Evidentemente quello della domanda interna non è l’unico problema di cui soffrono le nostre PMI. E’ crescente per l’Italia, rivela sempre lo studio BCE, un tema chiave che continua ad essere irrisolto: quello degli oneri della regolazione. E sì che alla riduzione di questi avevamo pensato con una legge dal potenziale enorme, lo Statuto delle Imprese, che avrebbe dovuto misurare l’impatto economico della regolazione prima di attuarla, un po’ come negli Stati Uniti dal 1980, dove con il Regulatory Flexibility Act si è voluto restaurare un terreno equo di sfida tra piccole e grandi, bloccando qualsiasi regolazione che impatta in maniera superiore per le piccole che per le grandi e negoziando con le associazioni delle PMI il loro adeguamento. Peccato che nessuno se ne sia accorto: sia il Governo Monti che quello Letta hanno lasciato passare inosservata, per due anni consecutivi, la scadenza del 30 giugno entro la quale andava, secondo lo Statuto delle Imprese, presentato un disegno di legge annuale per le piccole.

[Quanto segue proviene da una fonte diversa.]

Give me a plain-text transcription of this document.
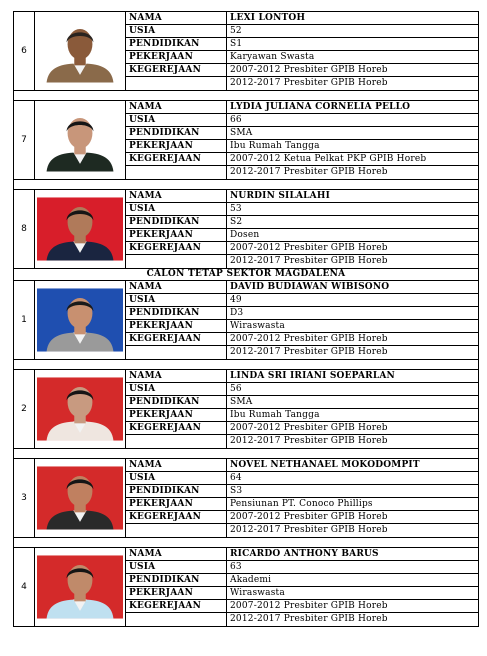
6
NAMA	LEXI LONTOH
USIA	52
PENDIDIKAN	S1
PEKERJAAN	Karyawan Swasta
KEGEREJAAN	2007-2012 Presbiter GPIB Horeb
2012-2017 Presbiter GPIB Horeb
7
NAMA	LYDIA JULIANA CORNELIA PELLO
USIA	66
PENDIDIKAN	SMA
PEKERJAAN	Ibu Rumah Tangga
KEGEREJAAN	2007-2012 Ketua Pelkat PKP GPIB Horeb
2012-2017 Presbiter GPIB Horeb
8
NAMA	NURDIN SILALAHI
USIA	53
PENDIDIKAN	S2
PEKERJAAN	Dosen
KEGEREJAAN	2007-2012 Presbiter GPIB Horeb
2012-2017 Presbiter GPIB Horeb
CALON TETAP SEKTOR MAGDALENA
1
NAMA	DAVID BUDIAWAN WIBISONO
USIA	49
PENDIDIKAN	D3
PEKERJAAN	Wiraswasta
KEGEREJAAN	2007-2012 Presbiter GPIB Horeb
2012-2017 Presbiter GPIB Horeb
2
NAMA	LINDA SRI IRIANI SOEPARLAN
USIA	56
PENDIDIKAN	SMA
PEKERJAAN	Ibu Rumah Tangga
KEGEREJAAN	2007-2012 Presbiter GPIB Horeb
2012-2017 Presbiter GPIB Horeb
3
NAMA	NOVEL NETHANAEL MOKODOMPIT
USIA	64
PENDIDIKAN	S3
PEKERJAAN	Pensiunan PT. Conoco Phillips
KEGEREJAAN	2007-2012 Presbiter GPIB Horeb
2012-2017 Presbiter GPIB Horeb
4
NAMA	RICARDO ANTHONY BARUS
USIA	63
PENDIDIKAN	Akademi
PEKERJAAN	Wiraswasta
KEGEREJAAN	2007-2012 Presbiter GPIB Horeb
2012-2017 Presbiter GPIB Horeb
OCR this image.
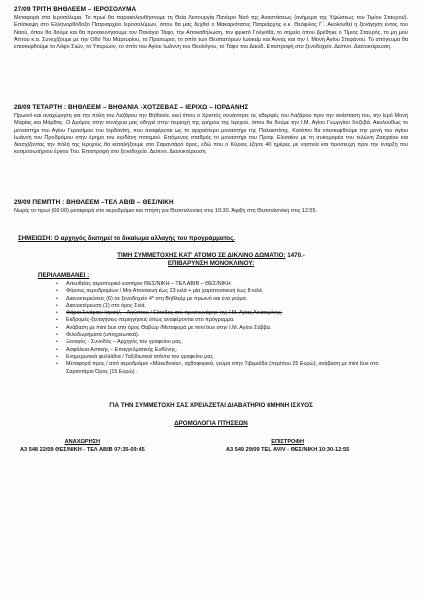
27/09 ΤΡΙΤΗ ΒΗΘΛΕΕΜ – ΙΕΡΟΣΟΛΥΜΑ

Μεταφορά στα Ιεροσόλυμα. Το πρωί θα παρακολουθήσουμε τη Θεία Λειτουργία Πανίερο Ναό της Αναστάσεως (ανήμερα της Υψώσεως του Τιμίου Σταυρού). Επίσκεψη στο Ελληνορθόδοξο Πατριαρχείο Ιεροσολύμων, όπου θα μας δεχθεί ο Μακαριότατος Πατριάρχης κ.κ. Θεόφιλος Γ΄. Ακολουθεί η ξενάγηση εντος του Ναού, όπου θα δούμε και θα προσκυνήσουμε τον Πανάγιο Τάφο, την Αποκαθήλωση, τον φρικτό Γολγοθά, το σημείο όπου βρέθηκε ο Τίμιος Σταυρός, το μη μου Άπτου κ.α. Συνεχίζουμε με την Οδό Του Μαρτυρίου, το Πραιτώριο, το σπίτι των Θεοπατόρων Ιωακείμ και Άννας και την Ι. Μονή Αγίου Στεφάνου. Το απόγευμα θα επισκεφθούμε το Λόφο Σιών, το Υπερώον, το σπίτι του Αγίου Ιωάννη του Θεολόγου, το Τάφο του Δαυίδ. Επιστροφή στο ξενοδοχείο. Δείπνο. Διανυκτέρευση.

28/09 ΤΕΤΑΡΤΗ : ΒΗΘΛΕΕΜ – ΒΗΘΑΝΙΑ -ΧΟΤΖΕΒΑΣ – ΙΕΡΙΧΩ – ΙΟΡΔΑΝΗΣ

Πρωινό και αναχώρηση για την πόλη του Λαζάρου την Βηθανία, εκεί όπου ο Χριστός συνάντησε τις αδερφές του Λαζάρου πριν την ανάσταση του, την Ιερό Μονή Μαρίας και Μάρθας .Ο Δρόμος στην συνέχεια μας οδηγεί στην περιοχή της ερήμου της Ιεριχού, όπου θα δούμε την Ι.Μ. Αγίου Γεωργίου Χοζεβά. Ακολούθως το μοναστήρι του Αγίου Γερασίμου του Ιορδανίτη, που αναφέρεται ως το αρχαιότερο μοναστήρι της Παλαιστίνης. Κατόπιν θα επισκεφθούμε την μονή του αγίου Ιωάννη του Προδρόμου στην έρημο του ιορδάνη ποταμού. Επόμενος σταθμός το μοναστήρι του Προφ. Ελισαίου με τη συκομορέα του τελώνη Ζακχαίου και διασχίζοντας την πόλη της Ιεριχούς θα καταλήξουμε στο Σαραντάρο όρος, εδώ που ο Κύριος έζησε 40 ημέρες με νηστεία και προσευχή πριν την έναρξη του κοσμοσωτήριου έργου Του. Επιστροφή στο ξενοδοχείο. Δείπνο. Διανυκτέρευση.

29/09 ΠΕΜΠΤΗ : ΒΗΘΛΕΕΜ –ΤΕΛ ΑΒΙΒ – ΘΕΣ/ΝΙΚΗ

Νωρίς το πρωί (06:00) μεταφορά στο αεροδρόμιο και πτήση για Θεσσαλονίκη στις 10:30. Άφιξη στη Θεσσαλονίκη στις 12:55.

ΣΗΜΕΙΩΣΗ: Ο αρχηγός διατηρεί το δικαίωμα αλλαγής του προγράμματος.
ΤΙΜΗ ΣΥΜΜΕΤΟΧΗΣ ΚΑΤ' ΑΤΟΜΟ ΣΕ ΔΙΚΛΙΝΟ ΔΩΜΑΤΙΟ: 1470.-
ΕΠΙΒΑΡΥΝΣΗ ΜΟΝΟΚΛΙΝΟΥ:
ΠΕΡΙΛΑΜΒΑΝΕΙ :
•	Απευθείας αεροπορικό εισιτήριο ΘΕΣ/ΝΙΚΗ – ΤΕΛ ΑΒΙΒ – ΘΕΣ/ΝΙΚΗ
•	Φόρους αεροδρομίων / Μια Αποσκευή έως 23 κιλά + μία χειραποσκευή έως 8 κιλά.
•	Διανυκτερεύσεις (6) σε ξενοδοχείο 4* στη Βηθλεέμ με πρωινό και ένα γεύμα.
•	Διανυκτέρευση (1) στο όρος Σινά.
•	Φάραι Σινάραιν Ισραήλ – Αιγύπτου / Είσοδος στο προσκυνάρηο της Ι.Μ. Αγίας Αικατερίνης.
•	Εκδρομές-ξεναγήσεις-περιηγήσεις όπως αναφέρονται στο πρόγραμμα.
•	Ανάβαση με mini bus στο όρος Θαβώρ /Μεταφορά με mini bus στην Ι.Μ. Αγίου Σάββα.
•	Φιλοδωρήματα (υποχρεωτικά).
•	Ξεναγός - Συνοδός – Αρχηγός του γραφείου μας.
•	Ασφάλεια Αστικής – Επαγγελματικής Ευθύνης.
•	Ενημερωτικά φυλλάδια / Ταξιδιωτικά τσάντα του γραφείου μας.
•	Μεταφορά προς / από αεροδρόμιο «Μακεδονία», αχθοφορικά, γεύμα στην Τιβεριάδα (περίπου 25 Ευρώ), ανάβαση με mini bus στο Σαραντάριο Όρος (15 Ευρώ) .
ΓΙΑ ΤΗΝ ΣΥΜΜΕΤΟΧΗ ΣΑΣ ΧΡΕΙΑΖΕΤΑΙ ΔΙΑΒΑΤΗΡΙΟ 6ΜΗΝΗ ΙΣΧΥΟΣ
ΔΡΟΜΟΛΟΓΙΑ ΠΤΗΣΕΩΝ
ΑΝΑΧΩΡΗΣΗ
A3 548 22/09 ΘΕΣ/ΝΙΚΗ - ΤΕΛ ΑΒΙΒ 07:35-09:45
ΕΠΙΣΤΡΟΦΗ
A3 549 29/09 TEL AVIV - ΘΕΣ/ΝΙΚΗ 10:30-12:55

Infine l’altro grave vincolo per le Pmi  rilevato dalla BCE: l’accesso al credito. Qui il dibattito italiano sembra un po’ in stallo, tra soluzioni ad hoc a favore delle Pmi che però sembrano più prefigurare un sistema di finanziamento per poche, elette, aziende oppure per un futuro che speriamo  prossimo (mini bond, ecc.), e misure urgenti per sostenere le banche. Occorre invece favorire, da subito, ogni misura che aumenti la liquidità e per quella via gli investimenti delle Pmi. Bene quindi potenziare ed estendere la missione del Fondo di garanzia, che del nuovo MISE votato alle Pmi dovrebbe diventare strumento potente. Ma, oltre a questo, il nuovo MSPMI (Ministero per lo sviluppo della Pmi) dovrebbe battersi in Consiglio dei Ministri per ottenere il totale rimborso dei crediti pregressi vantati presso la PA entro il 2013. Così farebbe negli Usa la Small Business Administration, così servirebbe fare da noi, il Paese industriale con la più alta densità di Pmi manifatturiere.